İran'daki Ahvazlılar Hükümete Karşı Çıktıkları Yönünde Yapılan Sahte Suçlamalar Yüzünden Ölüm Cezası ile Yüzleşiyor

Ahvazlı Araplar, Temmuz 2016'da  İran'ın Ahvaz nüfusuna karşı tutumuna karşı Londra'da eylem yapıyor. Fotoğraf Peter Tatchell Vakfı'nın izni ile kullanılmıştır.

31 Ağustos'ta bir İran mahkemesi cinsiyeti erkek iki Ahvaz Arabı ölüm cezasına ve altı kişiyi var olmayan muhalefet gruplarına üye olduğu iddia edilmesi suçundan dolayı üç ila 25 yıl hapis cezasına çarptırdı.

En son ölüm cezaları, yıllık kişi başına düşen infaz oranlarına göre Çin'den sonra ikinci sırada olan İran‘da artan baskının bir parçasıydı. Ulusal Af Örgütü'ne göre, şimdi ki İran rejimi günde en az üç kişiyi infaz ediyor, bu infazlar orantısız bir şekilde Ahvaz Arapları, Kürt, Baluçi, Türk ve Türkmen gibi etnik azınlıkların üyelerine karşı daha yapılmaktadır.

31 Ağustos'ta cezalandırılan sekiz Ahvazlı adam özellikle antik Ahvaz şehri Shush (Susa) ve çevresindeki bölgedendir. Hepsi işkenceye maruz bırakılıp aslında var olmayan muhalefet grubu ”Jund al-Farouq” veya ”Faruğun Askerleri’‘nin kurucuları olduklarını söyledikleri yalan itiraflar imzalamaya zorlandılar.

Bu sahte grubun adı İran'da Sünni ve Şii Müslümanlar arasında uzun süredir gerginlik yaratmıştır. Şii İslam, İran İslam Cumhuriyetine bağlı olarak, M.Ö. 634 Raşidun Hilafetinin meşruiyetini tanımıyor. “Farouq'un Askerleri” ismini kullanmak, Rashidun Halifeliğinin ikinci Müslüman halifesi olan Umar ibn El-Hattab'ın takma adını kullanmaktır.

Ahvazlı Arap aktivistleri, grubun Ahvaz halkını İran'ı karışıklığa itmeye yönelik Suudi liderliğindeki komplolar ile bağlantılı aşırılıkçılar olarak göstermek için rejimin bu grubu kurduğuna inanmaktadır.Bu tutuklamalar, Tehran'ın yerli Ahvaz Araplarına zarar verme ve jeopolitik konumlarını İran'ı Suudi saldırısından korumak için ellerinden gelen herşeyi yapacaklarını gösteriyor.

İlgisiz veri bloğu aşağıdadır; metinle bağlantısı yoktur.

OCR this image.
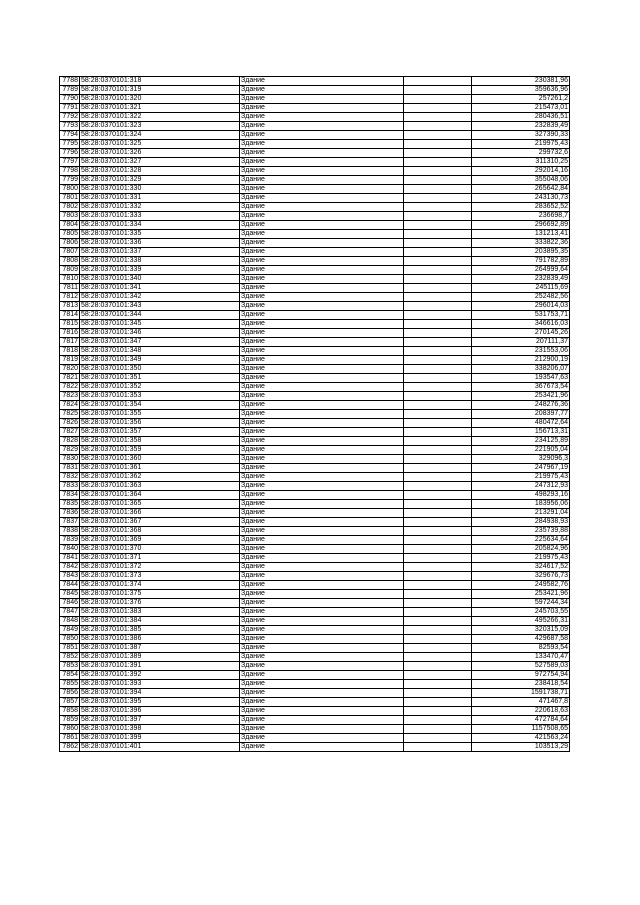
7788	58:28:0370101:318	Здание		230381,96
7789	58:28:0370101:319	Здание		359636,96
7790	58:28:0370101:320	Здание		257261,2
7791	58:28:0370101:321	Здание		215473,01
7792	58:28:0370101:322	Здание		280436,51
7793	58:28:0370101:323	Здание		232839,49
7794	58:28:0370101:324	Здание		327390,33
7795	58:28:0370101:325	Здание		219975,43
7796	58:28:0370101:326	Здание		299732,6
7797	58:28:0370101:327	Здание		311310,25
7798	58:28:0370101:328	Здание		292014,16
7799	58:28:0370101:329	Здание		355048,06
7800	58:28:0370101:330	Здание		265642,84
7801	58:28:0370101:331	Здание		243130,73
7802	58:28:0370101:332	Здание		283652,52
7803	58:28:0370101:333	Здание		236698,7
7804	58:28:0370101:334	Здание		296692,89
7805	58:28:0370101:335	Здание		131213,41
7806	58:28:0370101:336	Здание		333822,36
7807	58:28:0370101:337	Здание		203895,35
7808	58:28:0370101:338	Здание		791782,89
7809	58:28:0370101:339	Здание		264999,64
7810	58:28:0370101:340	Здание		232839,49
7811	58:28:0370101:341	Здание		245115,69
7812	58:28:0370101:342	Здание		252482,56
7813	58:28:0370101:343	Здание		296014,03
7814	58:28:0370101:344	Здание		531753,71
7815	58:28:0370101:345	Здание		346616,03
7816	58:28:0370101:346	Здание		270145,26
7817	58:28:0370101:347	Здание		207111,37
7818	58:28:0370101:348	Здание		231553,06
7819	58:28:0370101:349	Здание		212900,19
7820	58:28:0370101:350	Здание		338206,07
7821	58:28:0370101:351	Здание		193547,63
7822	58:28:0370101:352	Здание		367673,54
7823	58:28:0370101:353	Здание		253421,96
7824	58:28:0370101:354	Здание		248276,36
7825	58:28:0370101:355	Здание		208397,77
7826	58:28:0370101:356	Здание		480472,64
7827	58:28:0370101:357	Здание		156713,31
7828	58:28:0370101:358	Здание		234125,89
7829	58:28:0370101:359	Здание		221905,04
7830	58:28:0370101:360	Здание		329096,3
7831	58:28:0370101:361	Здание		247967,19
7832	58:28:0370101:362	Здание		219975,43
7833	58:28:0370101:363	Здание		247312,93
7834	58:28:0370101:364	Здание		498293,16
7835	58:28:0370101:365	Здание		183956,06
7836	58:28:0370101:366	Здание		213291,04
7837	58:28:0370101:367	Здание		284938,93
7838	58:28:0370101:368	Здание		235739,88
7839	58:28:0370101:369	Здание		225634,64
7840	58:28:0370101:370	Здание		205824,96
7841	58:28:0370101:371	Здание		219975,43
7842	58:28:0370101:372	Здание		324617,52
7843	58:28:0370101:373	Здание		329676,73
7844	58:28:0370101:374	Здание		249582,76
7845	58:28:0370101:375	Здание		253421,96
7846	58:28:0370101:376	Здание		597244,34
7847	58:28:0370101:383	Здание		245703,55
7848	58:28:0370101:384	Здание		495266,31
7849	58:28:0370101:385	Здание		320315,09
7850	58:28:0370101:386	Здание		429687,58
7851	58:28:0370101:387	Здание		82593,54
7852	58:28:0370101:389	Здание		133470,47
7853	58:28:0370101:391	Здание		527589,03
7854	58:28:0370101:392	Здание		972754,94
7855	58:28:0370101:393	Здание		238418,54
7856	58:28:0370101:394	Здание		1591738,71
7857	58:28:0370101:395	Здание		471467,8
7858	58:28:0370101:396	Здание		220618,63
7859	58:28:0370101:397	Здание		472784,64
7860	58:28:0370101:398	Здание		1157508,65
7861	58:28:0370101:399	Здание		421563,24
7862	58:28:0370101:401	Здание		103513,29
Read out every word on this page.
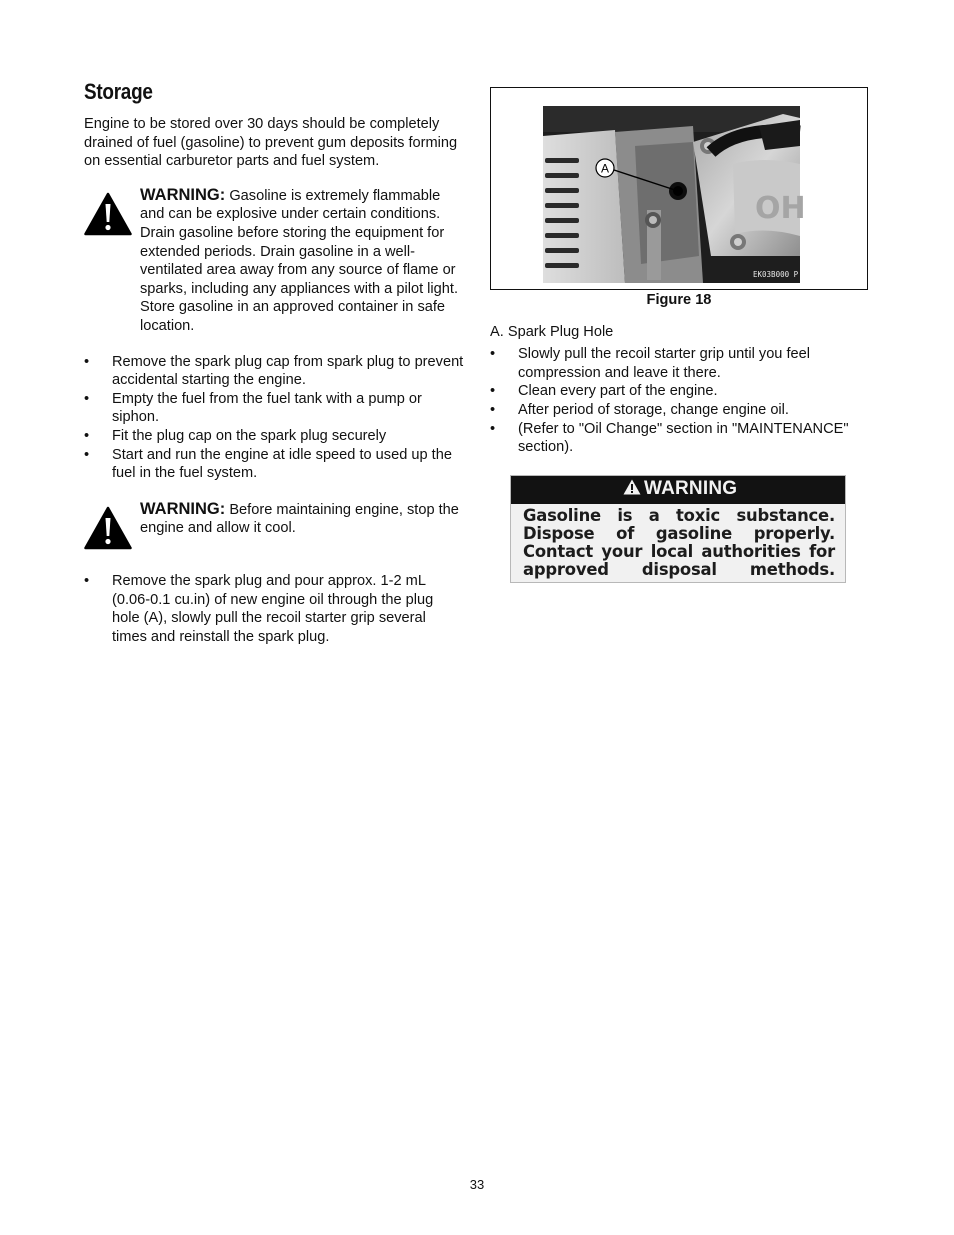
Storage

Engine to be stored over 30 days should be completely drained of fuel (gasoline) to prevent gum deposits forming on essential carburetor parts and fuel system.

WARNING: Gasoline is extremely flammable and can be explosive under certain conditions. Drain gasoline before storing the equipment for extended periods. Drain gasoline in a well-ventilated area away from any source of flame or sparks, including any appliances with a pilot light. Store gasoline in an approved container in safe location.
• Remove the spark plug cap from spark plug to prevent accidental starting the engine.
• Empty the fuel from the fuel tank with a pump or siphon.
• Fit the plug cap on the spark plug securely
• Start and run the engine at idle speed to used up the fuel in the fuel system.
WARNING: Before maintaining engine, stop the engine and allow it cool.
• Remove the spark plug and pour approx. 1-2 mL (0.06-0.1 cu.in) of new engine oil through the plug hole (A), slowly pull the recoil starter grip several times and reinstall the spark plug.
OH
A
EK03B000 P
Figure 18

A. Spark Plug Hole

• Slowly pull the recoil starter grip until you feel compression and leave it there.
• Clean every part of the engine.
• After period of storage, change engine oil.
• (Refer to "Oil Change" section in "MAINTENANCE" section).
WARNING
Gasoline is a toxic substance.
Dispose of gasoline properly.
Contact your local authorities for
approved disposal methods.
33
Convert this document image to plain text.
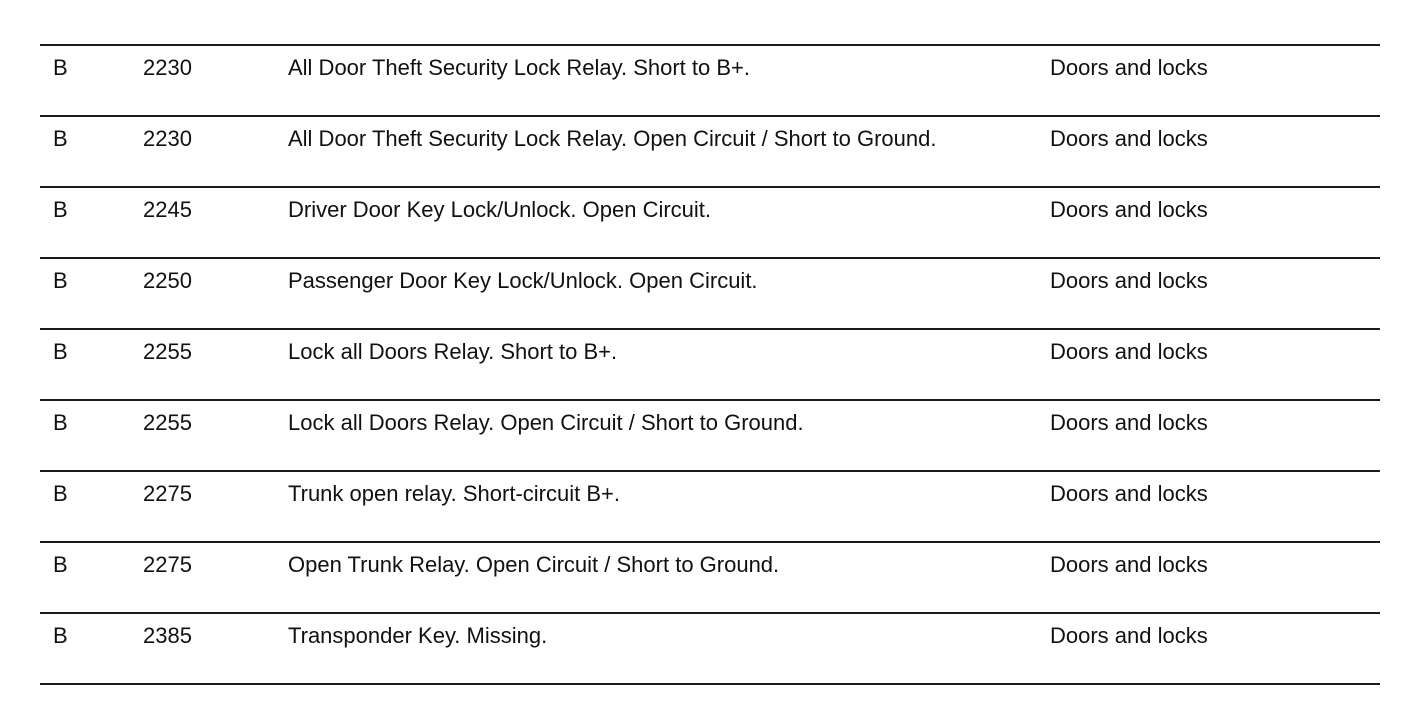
B	2230	All Door Theft Security Lock Relay. Short to B+.	Doors and locks
B	2230	All Door Theft Security Lock Relay. Open Circuit / Short to Ground.	Doors and locks
B	2245	Driver Door Key Lock/Unlock. Open Circuit.	Doors and locks
B	2250	Passenger Door Key Lock/Unlock. Open Circuit.	Doors and locks
B	2255	Lock all Doors Relay. Short to B+.	Doors and locks
B	2255	Lock all Doors Relay. Open Circuit / Short to Ground.	Doors and locks
B	2275	Trunk open relay. Short-circuit B+.	Doors and locks
B	2275	Open Trunk Relay. Open Circuit / Short to Ground.	Doors and locks
B	2385	Transponder Key. Missing.	Doors and locks
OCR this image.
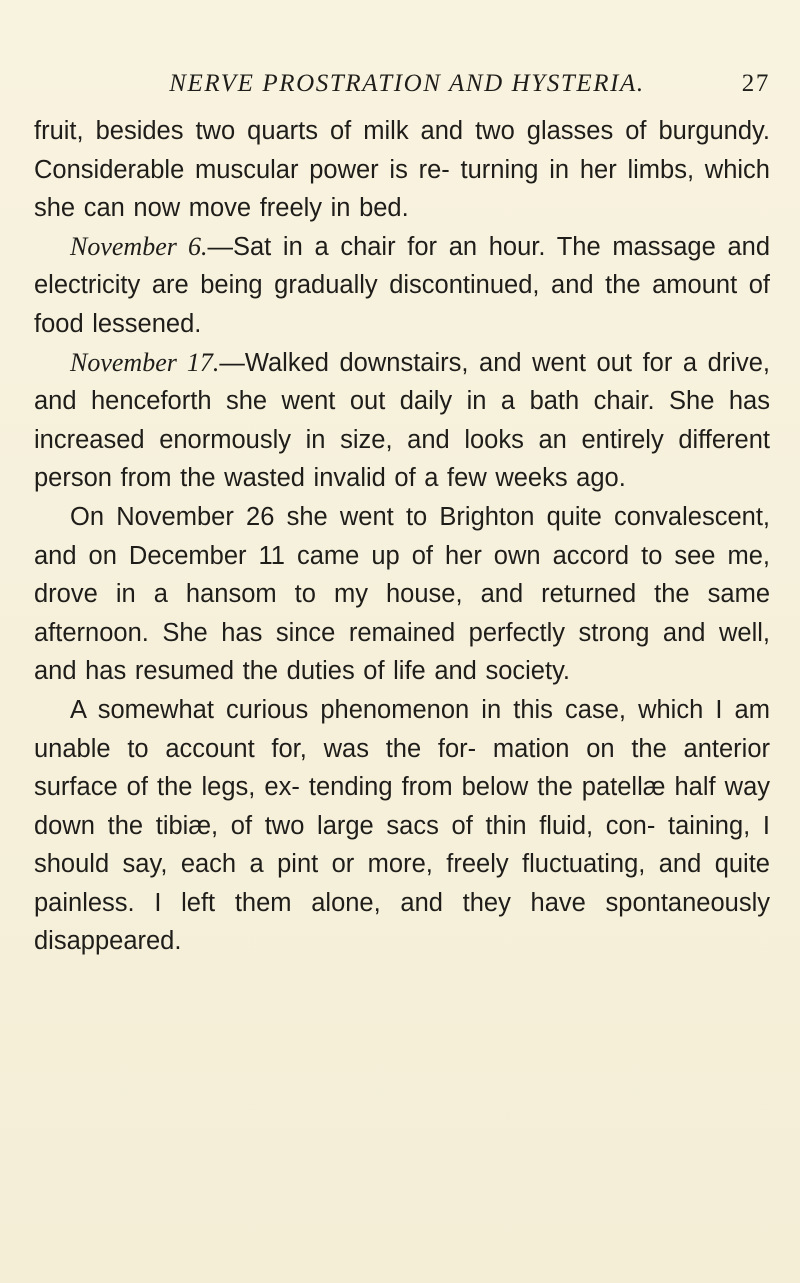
NERVE PROSTRATION AND HYSTERIA.	27

fruit, besides two quarts of milk and two glasses of burgundy. Considerable muscular power is re- turning in her limbs, which she can now move freely in bed.

November 6.—Sat in a chair for an hour. The massage and electricity are being gradually discontinued, and the amount of food lessened.

November 17.—Walked downstairs, and went out for a drive, and henceforth she went out daily in a bath chair. She has increased enormously in size, and looks an entirely different person from the wasted invalid of a few weeks ago.

On November 26 she went to Brighton quite convalescent, and on December 11 came up of her own accord to see me, drove in a hansom to my house, and returned the same afternoon. She has since remained perfectly strong and well, and has resumed the duties of life and society.

A somewhat curious phenomenon in this case, which I am unable to account for, was the for- mation on the anterior surface of the legs, ex- tending from below the patellæ half way down the tibiæ, of two large sacs of thin fluid, con- taining, I should say, each a pint or more, freely fluctuating, and quite painless. I left them alone, and they have spontaneously disappeared.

Bu sebeple Ahvaz'ı yanlış muhalefet gruplarıyla ilişkilendirmek, rejimin gruba yönelik baskısını “ulusal güvenlik” meselesi olarak meşrulaştırmaktadır.

Davalıların yasal temsiline izin verilmiyordu ve ‘Ahvaz Devrim Mahkemesi'ndeki karar kaçınılamayan bir sonuçtu. Sekiz adama yönelik suçlamalar şunlardı:

“Moharebeh [enmity to God] through the foundation of the Jund al-Farouq group, membership of opposition groups, and propaganda against the regime.”

 ”Jund al-Farouq grubunu kurarak Tanrıya düşmanlık , muhalefet gruplarına üyelik, rejime karşı propoganda.” 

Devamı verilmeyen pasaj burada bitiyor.